Rupert Sheldrake
Les animaux de compagnie savent souvent qu’ils vont mourir et nous disent adieu

20 juin 2024 Piglet, le Jack Russell, semblait s’éteindre. Il était à moitié aveugle, à peine capable de marcher et passait la plupart de ses journées à dormir. Mais un matin, alors que son aimante propriétaire s’apprêtait à le faire euthanasier, Piglet semblait rajeuni. Il courut dans le jardin avec les autres chiens de la famille […]

20 juin 2024

Piglet, le Jack Russell, semblait s’éteindre. Il était à moitié aveugle, à peine capable de marcher et passait la plupart de ses journées à dormir.

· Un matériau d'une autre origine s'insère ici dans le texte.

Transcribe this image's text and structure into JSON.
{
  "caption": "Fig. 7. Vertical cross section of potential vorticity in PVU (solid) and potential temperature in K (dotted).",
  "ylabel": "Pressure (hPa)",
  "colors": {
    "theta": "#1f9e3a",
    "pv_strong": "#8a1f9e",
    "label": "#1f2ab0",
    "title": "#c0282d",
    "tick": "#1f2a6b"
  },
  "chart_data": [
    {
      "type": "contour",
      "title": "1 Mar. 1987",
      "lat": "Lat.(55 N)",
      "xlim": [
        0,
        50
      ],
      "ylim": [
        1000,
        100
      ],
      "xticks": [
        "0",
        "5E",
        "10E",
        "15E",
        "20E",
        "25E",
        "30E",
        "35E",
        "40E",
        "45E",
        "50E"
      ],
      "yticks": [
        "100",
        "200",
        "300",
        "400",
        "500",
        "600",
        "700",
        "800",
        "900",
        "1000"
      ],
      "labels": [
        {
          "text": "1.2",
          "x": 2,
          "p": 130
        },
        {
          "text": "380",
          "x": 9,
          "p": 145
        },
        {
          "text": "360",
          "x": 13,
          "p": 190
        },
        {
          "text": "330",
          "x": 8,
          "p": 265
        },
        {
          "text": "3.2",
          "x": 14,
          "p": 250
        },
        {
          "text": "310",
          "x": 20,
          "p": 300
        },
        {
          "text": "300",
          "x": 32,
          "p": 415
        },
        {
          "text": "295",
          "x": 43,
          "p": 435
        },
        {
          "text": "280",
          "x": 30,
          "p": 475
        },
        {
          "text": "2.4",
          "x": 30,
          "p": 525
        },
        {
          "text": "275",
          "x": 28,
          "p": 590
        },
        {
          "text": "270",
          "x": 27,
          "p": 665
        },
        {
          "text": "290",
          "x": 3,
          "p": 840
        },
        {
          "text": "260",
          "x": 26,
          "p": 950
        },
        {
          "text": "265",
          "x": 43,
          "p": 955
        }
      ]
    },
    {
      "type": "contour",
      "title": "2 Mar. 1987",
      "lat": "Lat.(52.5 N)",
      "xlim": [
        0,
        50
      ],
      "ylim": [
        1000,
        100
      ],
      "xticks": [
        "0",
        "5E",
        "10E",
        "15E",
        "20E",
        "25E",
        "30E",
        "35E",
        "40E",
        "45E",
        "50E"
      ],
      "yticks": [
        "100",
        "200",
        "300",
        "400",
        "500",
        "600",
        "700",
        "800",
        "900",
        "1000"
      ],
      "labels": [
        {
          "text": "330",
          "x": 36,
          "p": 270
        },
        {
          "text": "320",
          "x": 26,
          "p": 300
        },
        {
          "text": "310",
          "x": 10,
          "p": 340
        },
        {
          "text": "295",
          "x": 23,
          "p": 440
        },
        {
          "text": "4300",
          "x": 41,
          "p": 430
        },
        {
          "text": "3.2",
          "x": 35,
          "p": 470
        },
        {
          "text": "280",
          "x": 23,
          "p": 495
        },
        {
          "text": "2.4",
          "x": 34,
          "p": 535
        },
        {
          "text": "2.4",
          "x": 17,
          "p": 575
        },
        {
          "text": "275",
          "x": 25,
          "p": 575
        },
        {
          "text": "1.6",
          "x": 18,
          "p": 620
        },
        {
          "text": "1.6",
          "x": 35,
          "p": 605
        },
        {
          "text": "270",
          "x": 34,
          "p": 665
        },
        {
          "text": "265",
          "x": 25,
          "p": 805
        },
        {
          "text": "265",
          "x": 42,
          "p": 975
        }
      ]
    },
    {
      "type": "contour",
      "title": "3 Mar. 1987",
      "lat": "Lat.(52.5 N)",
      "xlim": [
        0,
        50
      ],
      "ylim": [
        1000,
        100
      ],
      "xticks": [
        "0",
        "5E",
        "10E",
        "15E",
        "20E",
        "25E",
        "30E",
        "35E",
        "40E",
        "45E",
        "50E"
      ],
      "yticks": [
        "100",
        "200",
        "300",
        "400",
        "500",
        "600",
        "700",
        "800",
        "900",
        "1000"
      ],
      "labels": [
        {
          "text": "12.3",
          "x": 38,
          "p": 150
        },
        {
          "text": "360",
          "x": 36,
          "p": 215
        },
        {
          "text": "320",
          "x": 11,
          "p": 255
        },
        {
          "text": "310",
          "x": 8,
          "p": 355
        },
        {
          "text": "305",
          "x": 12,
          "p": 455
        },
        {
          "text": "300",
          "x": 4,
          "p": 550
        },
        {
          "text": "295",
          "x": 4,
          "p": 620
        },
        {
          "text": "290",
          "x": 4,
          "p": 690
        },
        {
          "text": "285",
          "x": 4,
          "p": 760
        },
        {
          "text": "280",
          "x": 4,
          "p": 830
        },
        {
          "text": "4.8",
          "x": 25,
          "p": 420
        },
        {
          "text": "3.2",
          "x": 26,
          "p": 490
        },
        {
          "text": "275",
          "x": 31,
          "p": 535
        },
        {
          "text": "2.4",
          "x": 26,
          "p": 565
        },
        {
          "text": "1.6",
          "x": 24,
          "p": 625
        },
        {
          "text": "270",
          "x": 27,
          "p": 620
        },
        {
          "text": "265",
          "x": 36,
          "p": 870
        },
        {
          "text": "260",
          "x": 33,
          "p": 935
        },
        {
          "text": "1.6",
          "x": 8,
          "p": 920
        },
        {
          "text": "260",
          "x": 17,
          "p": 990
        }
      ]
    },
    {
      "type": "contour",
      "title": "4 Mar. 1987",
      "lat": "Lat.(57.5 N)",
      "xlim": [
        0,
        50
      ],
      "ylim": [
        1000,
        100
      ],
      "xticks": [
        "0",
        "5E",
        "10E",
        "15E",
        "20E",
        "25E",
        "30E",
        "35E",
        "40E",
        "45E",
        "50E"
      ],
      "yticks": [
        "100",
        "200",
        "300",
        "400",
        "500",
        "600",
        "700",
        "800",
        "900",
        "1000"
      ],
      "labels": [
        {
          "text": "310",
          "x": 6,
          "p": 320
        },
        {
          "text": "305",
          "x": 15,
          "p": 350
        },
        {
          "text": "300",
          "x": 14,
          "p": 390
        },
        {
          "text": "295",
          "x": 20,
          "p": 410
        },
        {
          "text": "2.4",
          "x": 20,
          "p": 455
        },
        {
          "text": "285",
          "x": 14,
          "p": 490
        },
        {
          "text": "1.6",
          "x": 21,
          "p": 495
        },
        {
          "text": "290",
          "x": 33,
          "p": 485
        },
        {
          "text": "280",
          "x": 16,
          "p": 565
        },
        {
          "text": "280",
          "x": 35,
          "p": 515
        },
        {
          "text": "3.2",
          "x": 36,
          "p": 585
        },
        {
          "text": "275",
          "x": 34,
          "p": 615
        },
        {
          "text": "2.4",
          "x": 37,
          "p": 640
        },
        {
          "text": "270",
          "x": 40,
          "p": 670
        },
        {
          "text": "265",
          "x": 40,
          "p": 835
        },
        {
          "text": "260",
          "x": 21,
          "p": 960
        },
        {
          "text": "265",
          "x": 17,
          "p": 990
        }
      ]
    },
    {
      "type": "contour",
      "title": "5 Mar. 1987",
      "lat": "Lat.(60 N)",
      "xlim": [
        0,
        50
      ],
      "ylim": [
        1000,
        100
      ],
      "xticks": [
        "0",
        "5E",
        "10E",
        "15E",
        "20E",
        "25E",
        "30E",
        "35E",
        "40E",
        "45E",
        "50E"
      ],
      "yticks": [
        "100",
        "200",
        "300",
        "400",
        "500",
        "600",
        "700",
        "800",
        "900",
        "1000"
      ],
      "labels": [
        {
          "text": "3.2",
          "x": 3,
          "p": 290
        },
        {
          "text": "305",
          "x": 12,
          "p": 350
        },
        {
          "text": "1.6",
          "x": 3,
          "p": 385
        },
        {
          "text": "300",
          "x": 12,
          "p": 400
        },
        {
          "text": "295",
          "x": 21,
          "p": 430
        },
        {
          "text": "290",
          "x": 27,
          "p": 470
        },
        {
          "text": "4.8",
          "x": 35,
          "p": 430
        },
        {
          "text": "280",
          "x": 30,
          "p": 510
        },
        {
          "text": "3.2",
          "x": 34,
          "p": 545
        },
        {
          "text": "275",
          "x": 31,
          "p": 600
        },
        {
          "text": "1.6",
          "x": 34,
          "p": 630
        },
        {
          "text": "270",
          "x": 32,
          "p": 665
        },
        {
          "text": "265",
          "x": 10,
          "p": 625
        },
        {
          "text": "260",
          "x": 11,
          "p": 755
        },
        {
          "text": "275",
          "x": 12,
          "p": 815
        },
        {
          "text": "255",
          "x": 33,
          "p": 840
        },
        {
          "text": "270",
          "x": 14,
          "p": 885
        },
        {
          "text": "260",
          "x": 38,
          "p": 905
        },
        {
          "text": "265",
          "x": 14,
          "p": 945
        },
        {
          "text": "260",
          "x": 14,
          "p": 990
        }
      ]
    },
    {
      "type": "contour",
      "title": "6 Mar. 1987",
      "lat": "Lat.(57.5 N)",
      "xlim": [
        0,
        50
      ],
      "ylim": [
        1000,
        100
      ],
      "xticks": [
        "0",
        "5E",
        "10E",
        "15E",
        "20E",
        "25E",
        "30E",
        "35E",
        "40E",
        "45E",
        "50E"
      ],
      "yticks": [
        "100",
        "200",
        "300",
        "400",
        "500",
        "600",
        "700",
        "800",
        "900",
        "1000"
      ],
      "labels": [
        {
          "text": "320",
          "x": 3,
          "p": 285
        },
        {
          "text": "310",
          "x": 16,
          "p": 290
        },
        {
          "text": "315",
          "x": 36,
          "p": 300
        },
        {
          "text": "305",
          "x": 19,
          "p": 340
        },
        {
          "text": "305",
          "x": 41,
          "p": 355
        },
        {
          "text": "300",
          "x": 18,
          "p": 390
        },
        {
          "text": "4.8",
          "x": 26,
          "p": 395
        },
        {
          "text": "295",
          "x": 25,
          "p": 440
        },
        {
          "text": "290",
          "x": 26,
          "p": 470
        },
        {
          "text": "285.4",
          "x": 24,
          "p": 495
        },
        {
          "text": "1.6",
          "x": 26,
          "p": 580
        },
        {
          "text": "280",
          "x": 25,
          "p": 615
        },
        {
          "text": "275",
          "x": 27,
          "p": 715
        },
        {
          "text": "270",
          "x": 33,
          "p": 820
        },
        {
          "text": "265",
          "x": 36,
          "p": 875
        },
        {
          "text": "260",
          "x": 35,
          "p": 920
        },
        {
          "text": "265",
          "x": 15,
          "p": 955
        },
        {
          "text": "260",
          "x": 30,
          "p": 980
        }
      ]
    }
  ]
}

Mais un matin, alors que son aimante propriétaire s’apprêtait à le faire euthanasier, Piglet semblait rajeuni. Il courut dans le jardin avec les autres chiens de la famille remuant la queue, puis s’installa sur le canapé pour se faire brosser, son activité préférée.

Alors que sa maîtresse remettait la brosse dans sa boîte, Piglet a eu une crise et est mort dans ses bras. Son bref rétablissement est un phénomène peu compris, observé aussi bien chez les humains que chez les animaux, parfois appelé « le dernier sursaut » et connu en espagnol sous le nom de « mejoría de la muerte » (littéralement, « l’amélioration de la mort »).

Le chagrin de perdre un animal de compagnie bien-aimé peut être aussi intense que la perte d’un ami cher, et l’expérience d’assister à la mort d’un animal peut être profondément douloureuse.

Depuis près de 25 ans, dans le cadre de mes études sur les phénomènes inexpliqués en psychologie animale, j’ai recueilli des études de cas sur la mort d’animaux de compagnie, des histoires qui m’ont été communiquées par leurs propriétaires et leurs amis humains.

Souvent, les gens disent à quel point ils sont reconnaissants que quelqu’un s’intéresse à eux et les prenne au sérieux. En tant que biologiste, je pense qu’il y a énormément à apprendre sur la nature de la mort en observant les animaux.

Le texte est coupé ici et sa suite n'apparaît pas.